Personal attacks on female family members not involved in the business:  the pregnant wife of one Post Brother is routinely followed taking their toddler to pre-school by picketers who blatantly picket in front of their house on a near-daily basis.
Personal attacks on female family members not involved in the business: the pregnant wife of one Post Brother is routinely followed taking their toddler to pre-school by picketers who blatantly picket in front of their house on a near-daily basis.

Union goons have a license to run wild in Pennsylvania according to a recent National Review article by Alec Torres:

Sarina Rose is commonly followed home. As she approaches work, she is taunted by protesters. Her children, eight and ten years old, have been photographed at their bus stop and followed at weekend sporting events. One time, a man cursed at her in public, formed a gun with his hands, pointed it at her, and said, “Bang, bang, bang.”

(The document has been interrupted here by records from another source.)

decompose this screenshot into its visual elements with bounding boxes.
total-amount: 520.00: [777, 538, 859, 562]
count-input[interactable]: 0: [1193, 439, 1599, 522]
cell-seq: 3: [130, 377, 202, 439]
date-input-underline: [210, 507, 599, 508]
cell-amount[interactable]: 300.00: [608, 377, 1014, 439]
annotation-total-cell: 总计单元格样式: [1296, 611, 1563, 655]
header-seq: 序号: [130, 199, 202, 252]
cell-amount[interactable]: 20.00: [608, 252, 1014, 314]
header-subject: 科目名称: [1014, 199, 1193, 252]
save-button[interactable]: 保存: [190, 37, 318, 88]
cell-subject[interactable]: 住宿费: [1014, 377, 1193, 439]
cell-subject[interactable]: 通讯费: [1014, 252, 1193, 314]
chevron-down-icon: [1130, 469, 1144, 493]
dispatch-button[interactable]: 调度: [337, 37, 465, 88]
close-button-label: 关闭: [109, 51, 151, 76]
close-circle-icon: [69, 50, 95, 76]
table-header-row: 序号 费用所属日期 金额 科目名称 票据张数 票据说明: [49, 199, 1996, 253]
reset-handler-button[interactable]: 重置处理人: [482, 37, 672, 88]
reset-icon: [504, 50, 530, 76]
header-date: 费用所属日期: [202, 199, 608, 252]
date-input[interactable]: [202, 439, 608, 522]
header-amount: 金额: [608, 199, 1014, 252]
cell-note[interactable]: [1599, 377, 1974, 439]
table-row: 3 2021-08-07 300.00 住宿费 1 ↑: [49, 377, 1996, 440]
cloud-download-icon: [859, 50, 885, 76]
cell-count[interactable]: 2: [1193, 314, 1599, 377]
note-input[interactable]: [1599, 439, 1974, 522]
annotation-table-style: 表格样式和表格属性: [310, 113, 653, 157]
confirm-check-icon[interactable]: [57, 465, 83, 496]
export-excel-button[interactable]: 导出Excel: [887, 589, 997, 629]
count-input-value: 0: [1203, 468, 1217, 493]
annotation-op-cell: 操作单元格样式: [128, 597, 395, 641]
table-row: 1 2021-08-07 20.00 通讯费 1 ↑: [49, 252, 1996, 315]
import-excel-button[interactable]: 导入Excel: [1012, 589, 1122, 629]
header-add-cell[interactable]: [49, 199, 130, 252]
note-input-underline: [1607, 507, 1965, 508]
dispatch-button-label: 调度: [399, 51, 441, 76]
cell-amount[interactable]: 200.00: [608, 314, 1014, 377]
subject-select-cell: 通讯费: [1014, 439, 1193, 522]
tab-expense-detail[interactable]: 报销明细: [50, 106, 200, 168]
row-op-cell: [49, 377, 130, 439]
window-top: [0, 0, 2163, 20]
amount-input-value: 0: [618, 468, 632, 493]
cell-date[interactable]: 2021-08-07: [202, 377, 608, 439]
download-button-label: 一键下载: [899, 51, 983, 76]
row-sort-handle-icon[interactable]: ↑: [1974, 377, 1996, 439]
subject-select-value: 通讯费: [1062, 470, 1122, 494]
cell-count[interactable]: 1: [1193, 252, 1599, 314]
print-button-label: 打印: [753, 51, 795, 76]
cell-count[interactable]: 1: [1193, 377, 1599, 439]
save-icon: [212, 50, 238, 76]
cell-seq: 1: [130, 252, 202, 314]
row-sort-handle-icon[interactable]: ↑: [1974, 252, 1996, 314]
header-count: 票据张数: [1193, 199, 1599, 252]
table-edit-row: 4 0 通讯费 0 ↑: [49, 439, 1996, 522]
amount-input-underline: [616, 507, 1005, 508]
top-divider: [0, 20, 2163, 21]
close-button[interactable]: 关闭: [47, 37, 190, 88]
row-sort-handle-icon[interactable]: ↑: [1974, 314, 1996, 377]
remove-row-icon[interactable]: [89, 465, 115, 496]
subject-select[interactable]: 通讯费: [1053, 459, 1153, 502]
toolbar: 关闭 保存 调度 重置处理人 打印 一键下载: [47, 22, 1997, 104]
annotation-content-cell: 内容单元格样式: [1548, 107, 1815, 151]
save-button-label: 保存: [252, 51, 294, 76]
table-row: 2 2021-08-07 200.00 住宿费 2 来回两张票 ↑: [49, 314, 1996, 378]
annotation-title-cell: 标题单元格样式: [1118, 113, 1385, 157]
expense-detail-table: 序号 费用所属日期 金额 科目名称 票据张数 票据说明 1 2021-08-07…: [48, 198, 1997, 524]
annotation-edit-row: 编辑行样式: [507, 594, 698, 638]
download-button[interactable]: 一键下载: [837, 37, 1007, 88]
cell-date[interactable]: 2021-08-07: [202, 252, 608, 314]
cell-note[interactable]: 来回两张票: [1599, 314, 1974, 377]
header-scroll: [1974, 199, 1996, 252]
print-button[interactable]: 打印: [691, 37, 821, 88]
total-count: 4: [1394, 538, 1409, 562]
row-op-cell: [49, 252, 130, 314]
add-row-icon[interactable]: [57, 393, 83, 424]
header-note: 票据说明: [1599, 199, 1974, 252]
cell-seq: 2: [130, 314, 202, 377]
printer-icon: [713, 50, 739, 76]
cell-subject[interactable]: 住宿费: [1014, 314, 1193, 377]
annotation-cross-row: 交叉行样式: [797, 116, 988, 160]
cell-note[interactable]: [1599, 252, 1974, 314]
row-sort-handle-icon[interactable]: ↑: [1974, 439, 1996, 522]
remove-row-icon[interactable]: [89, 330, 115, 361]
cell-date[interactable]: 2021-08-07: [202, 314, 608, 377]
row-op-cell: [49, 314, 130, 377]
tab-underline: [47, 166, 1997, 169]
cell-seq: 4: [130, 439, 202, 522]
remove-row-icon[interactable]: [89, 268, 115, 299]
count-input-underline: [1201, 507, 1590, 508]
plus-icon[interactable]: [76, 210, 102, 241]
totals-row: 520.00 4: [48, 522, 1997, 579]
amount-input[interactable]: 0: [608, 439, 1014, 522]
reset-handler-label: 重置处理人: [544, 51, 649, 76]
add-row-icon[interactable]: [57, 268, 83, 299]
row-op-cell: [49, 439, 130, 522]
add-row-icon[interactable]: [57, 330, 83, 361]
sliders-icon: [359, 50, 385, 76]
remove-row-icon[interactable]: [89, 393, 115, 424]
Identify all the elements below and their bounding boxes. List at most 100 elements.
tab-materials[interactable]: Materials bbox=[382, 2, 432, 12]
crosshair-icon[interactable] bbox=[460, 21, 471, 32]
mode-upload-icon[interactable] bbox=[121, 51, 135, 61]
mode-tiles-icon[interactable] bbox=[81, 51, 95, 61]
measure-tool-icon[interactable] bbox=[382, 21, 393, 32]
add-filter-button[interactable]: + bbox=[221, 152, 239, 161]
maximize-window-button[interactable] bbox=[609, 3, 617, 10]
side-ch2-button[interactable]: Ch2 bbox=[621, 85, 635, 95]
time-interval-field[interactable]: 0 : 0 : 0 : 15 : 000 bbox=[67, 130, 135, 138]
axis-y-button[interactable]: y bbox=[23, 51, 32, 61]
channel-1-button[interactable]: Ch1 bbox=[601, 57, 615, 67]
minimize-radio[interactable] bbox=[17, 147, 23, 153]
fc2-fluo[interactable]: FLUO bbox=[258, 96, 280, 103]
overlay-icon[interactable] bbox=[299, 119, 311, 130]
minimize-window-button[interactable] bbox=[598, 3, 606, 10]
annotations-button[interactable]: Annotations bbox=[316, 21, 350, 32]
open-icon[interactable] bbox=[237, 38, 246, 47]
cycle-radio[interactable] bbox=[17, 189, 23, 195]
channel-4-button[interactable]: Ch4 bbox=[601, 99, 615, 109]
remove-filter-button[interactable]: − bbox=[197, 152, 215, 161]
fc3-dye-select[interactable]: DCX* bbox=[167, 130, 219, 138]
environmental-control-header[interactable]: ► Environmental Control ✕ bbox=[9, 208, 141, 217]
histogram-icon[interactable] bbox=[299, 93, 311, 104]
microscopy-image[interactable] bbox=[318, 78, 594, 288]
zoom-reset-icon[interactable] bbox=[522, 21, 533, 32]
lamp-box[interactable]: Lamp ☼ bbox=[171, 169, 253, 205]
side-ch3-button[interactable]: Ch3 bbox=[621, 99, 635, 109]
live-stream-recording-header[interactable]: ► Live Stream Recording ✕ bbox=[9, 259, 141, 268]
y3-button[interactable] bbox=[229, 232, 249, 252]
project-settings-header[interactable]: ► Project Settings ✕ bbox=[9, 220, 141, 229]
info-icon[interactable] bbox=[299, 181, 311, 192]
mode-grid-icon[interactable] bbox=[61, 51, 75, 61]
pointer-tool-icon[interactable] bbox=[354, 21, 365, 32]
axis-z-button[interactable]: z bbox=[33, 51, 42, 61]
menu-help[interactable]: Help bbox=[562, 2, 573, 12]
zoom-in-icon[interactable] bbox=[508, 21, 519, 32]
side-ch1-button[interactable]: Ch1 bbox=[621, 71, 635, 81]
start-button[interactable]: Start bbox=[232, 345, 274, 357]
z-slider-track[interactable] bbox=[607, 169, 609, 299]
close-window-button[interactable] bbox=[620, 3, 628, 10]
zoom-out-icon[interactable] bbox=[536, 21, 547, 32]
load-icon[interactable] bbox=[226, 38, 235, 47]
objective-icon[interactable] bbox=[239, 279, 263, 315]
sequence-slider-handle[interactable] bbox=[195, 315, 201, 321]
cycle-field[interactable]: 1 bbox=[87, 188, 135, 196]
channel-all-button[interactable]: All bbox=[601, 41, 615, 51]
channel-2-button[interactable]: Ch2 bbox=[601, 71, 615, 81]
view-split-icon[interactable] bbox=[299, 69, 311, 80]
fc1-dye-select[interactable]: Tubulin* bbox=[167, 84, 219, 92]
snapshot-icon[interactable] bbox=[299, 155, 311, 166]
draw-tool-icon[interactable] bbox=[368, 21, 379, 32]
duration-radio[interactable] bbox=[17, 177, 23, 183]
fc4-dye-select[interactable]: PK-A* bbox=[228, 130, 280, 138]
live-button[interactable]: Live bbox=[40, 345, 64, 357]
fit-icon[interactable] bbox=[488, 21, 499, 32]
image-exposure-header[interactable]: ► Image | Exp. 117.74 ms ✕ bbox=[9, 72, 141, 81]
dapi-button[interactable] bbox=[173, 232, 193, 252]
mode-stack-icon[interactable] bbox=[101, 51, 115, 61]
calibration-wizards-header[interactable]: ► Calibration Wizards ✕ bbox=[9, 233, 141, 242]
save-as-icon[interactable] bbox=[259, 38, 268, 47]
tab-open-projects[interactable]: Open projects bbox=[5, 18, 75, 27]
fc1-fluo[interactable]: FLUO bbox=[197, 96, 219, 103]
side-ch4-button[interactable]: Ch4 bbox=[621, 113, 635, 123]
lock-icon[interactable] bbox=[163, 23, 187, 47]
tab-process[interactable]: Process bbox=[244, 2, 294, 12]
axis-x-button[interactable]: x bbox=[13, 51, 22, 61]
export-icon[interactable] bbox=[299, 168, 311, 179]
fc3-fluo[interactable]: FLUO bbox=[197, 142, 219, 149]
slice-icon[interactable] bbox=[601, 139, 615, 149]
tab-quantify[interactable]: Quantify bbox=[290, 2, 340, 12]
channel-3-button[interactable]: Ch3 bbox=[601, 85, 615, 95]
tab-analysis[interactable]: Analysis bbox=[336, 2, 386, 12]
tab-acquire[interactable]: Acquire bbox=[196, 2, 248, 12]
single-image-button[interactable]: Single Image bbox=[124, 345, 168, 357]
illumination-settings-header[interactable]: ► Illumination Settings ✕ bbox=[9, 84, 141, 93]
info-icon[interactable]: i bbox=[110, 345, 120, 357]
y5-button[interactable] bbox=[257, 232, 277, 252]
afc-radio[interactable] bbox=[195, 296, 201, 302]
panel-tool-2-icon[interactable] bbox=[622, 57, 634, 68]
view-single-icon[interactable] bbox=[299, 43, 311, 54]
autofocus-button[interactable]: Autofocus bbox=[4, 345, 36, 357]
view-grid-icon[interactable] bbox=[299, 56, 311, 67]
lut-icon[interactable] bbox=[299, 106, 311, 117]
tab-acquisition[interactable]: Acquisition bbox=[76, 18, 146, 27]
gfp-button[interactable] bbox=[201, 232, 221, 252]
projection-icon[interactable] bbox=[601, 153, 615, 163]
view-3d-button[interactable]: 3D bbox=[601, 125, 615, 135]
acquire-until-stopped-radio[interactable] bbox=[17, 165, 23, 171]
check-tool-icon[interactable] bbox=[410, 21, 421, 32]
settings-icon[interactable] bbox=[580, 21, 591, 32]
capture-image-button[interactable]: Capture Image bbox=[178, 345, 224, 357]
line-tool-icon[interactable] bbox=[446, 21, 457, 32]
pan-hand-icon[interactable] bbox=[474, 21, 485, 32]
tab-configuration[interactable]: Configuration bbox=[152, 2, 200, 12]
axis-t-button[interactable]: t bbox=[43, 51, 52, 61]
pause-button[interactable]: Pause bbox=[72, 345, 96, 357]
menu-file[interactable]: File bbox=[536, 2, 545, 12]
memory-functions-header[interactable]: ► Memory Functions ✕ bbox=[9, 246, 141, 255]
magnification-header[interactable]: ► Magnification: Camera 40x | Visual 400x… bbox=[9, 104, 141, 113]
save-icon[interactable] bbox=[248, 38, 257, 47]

But Rose can’t take any legal action against her harassers, who are union members displeased by her company’s use of non-union labor.

When Rose did file suit against Edward Sweeney, the long-time ironworker official who had been harassing her for months, Sweeney cited the labor exemptions and was found not guilty. Municipal Judge Charles Hayden reportedly chastised both parties for “wasting my time.”

Rose lives in Pennsylvania and is an executive at Post Bros., a construction company building apartments in Philadelphia. Under normal circumstances, she could file a lawsuit against her aggressors for stalking and harassment. Unfortunately for her, there is an exemption in Pennsylvania law that protects union members from being prosecuted for stalking, harassment, or even threatening to use a weapon of mass destruction.

“We think the law works,” Pennsylvania AFL-CIO president Rick Bloomingdale.

State representative Ron Miller is hoping to repeal the little know exemptions in the law with HB 1154, but the unions are fighting back.